So how do you start a travel blog without a camera? That was the question I went off to ponder at a coffee shop in Las Cruces a year ago, unaccustomed as I am to frequenting such places. Why start a blog at all, was the more fundamental question. But let's say you have your reasons. Admit it--you want someone to read it--otherwise, why put in on the internet?

Could a travel blogger really be so uncompromising as to expect readers to live without any eye candy? I was getting nowhere like this.

It was a pleasant coffee shop with the usual paintings and photographs on the wall, which I seldom pay much attention to. For some reason, I did today. There was something unusual about the photographs. The photographer was a professor at a local college and was a member of a sub-culture that was trying to revive the pinhole camera.

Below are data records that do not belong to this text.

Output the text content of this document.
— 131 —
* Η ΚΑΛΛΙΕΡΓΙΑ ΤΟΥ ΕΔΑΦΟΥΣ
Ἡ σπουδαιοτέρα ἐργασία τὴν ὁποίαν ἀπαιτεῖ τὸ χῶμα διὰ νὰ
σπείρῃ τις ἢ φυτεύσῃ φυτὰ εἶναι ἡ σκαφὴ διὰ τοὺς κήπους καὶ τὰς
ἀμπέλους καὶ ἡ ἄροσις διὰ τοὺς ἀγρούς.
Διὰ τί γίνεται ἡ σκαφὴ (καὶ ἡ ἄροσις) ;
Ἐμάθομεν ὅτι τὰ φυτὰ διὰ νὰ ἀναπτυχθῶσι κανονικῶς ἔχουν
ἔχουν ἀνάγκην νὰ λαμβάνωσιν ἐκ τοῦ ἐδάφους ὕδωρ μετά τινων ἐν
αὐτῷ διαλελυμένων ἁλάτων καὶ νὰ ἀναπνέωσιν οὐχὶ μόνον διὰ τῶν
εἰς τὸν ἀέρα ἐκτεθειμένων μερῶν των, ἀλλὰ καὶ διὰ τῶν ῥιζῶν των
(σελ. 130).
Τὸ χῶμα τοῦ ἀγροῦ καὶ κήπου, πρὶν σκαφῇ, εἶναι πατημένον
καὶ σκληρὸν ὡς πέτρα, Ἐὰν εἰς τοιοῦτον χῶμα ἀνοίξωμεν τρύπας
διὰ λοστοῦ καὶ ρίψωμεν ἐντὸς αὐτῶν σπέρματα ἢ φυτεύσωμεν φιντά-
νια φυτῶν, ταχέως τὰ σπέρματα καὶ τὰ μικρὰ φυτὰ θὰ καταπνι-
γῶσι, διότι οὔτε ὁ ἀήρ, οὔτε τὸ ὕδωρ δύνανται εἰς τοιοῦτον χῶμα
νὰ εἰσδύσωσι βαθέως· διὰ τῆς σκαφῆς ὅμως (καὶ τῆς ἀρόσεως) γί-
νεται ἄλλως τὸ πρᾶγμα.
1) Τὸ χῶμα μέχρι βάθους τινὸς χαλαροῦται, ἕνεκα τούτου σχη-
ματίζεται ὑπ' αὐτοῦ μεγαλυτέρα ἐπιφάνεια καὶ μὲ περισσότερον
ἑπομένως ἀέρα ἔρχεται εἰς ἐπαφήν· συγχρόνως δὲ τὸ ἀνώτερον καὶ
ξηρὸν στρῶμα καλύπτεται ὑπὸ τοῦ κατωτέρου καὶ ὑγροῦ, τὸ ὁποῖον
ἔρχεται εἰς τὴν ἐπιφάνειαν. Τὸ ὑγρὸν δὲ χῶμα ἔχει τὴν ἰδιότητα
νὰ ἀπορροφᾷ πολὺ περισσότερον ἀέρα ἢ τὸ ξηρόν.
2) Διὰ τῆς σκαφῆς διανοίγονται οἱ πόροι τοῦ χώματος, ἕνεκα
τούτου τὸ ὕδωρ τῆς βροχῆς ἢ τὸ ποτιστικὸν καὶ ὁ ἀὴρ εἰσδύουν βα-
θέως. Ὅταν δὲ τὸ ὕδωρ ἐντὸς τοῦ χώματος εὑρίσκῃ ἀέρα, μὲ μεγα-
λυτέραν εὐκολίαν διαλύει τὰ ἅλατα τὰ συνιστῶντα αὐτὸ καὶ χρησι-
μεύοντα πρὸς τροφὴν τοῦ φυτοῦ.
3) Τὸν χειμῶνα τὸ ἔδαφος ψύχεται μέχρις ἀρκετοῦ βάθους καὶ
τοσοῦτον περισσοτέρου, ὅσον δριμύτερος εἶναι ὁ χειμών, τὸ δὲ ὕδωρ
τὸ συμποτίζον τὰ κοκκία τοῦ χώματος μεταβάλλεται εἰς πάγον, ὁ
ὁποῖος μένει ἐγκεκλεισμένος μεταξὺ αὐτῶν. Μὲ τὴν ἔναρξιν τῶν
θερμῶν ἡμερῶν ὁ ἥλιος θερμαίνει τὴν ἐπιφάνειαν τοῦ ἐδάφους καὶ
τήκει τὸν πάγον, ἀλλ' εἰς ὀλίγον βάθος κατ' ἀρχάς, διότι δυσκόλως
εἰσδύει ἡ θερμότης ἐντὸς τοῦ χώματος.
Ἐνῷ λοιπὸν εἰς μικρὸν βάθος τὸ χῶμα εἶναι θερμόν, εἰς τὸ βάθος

You remember from your grade school days when a soothsayer prophesied a solar eclipse of the sun, and your teachers knew that some idiot would look at it regardless of their warnings. So they had you poke a hole in a patch of aluminum foil mounted in the front of an overturned cardboard box. On the other side of the box you taped a white screen. And there the solar crescent would appear, imaged merely by a hole.

To this day this seems a bit magical to me. Most optical equipment, including your eye, uses a curved lens and a diaphragm. With just a hole and an electronic detector or film you could take excellent photos of bright landscapes in the West. You do need a lot of light--that is the pinhole camera's main limitation. But it is superior to glass lenses in some ways--for instance, it has greater depth of field.

A beautiful photograph without debasing light by passing it through glass...an image without materials...only geometry. Ahh there's something that Plato could have loved. A beautiful photograph formed by a hole...a nothingness...there's something the Buddha would have approved of.

I felt inspired to put my anti-camera prejudices aside. And so I bought my first digital Brownie, and went off to discover how good a camera is at making me slow down and
appreciate the funkiness of New Mexico.
 



This is my favorite sort of experience while traveling: watching the chemistry of time and place cause some kind of change in the traveler.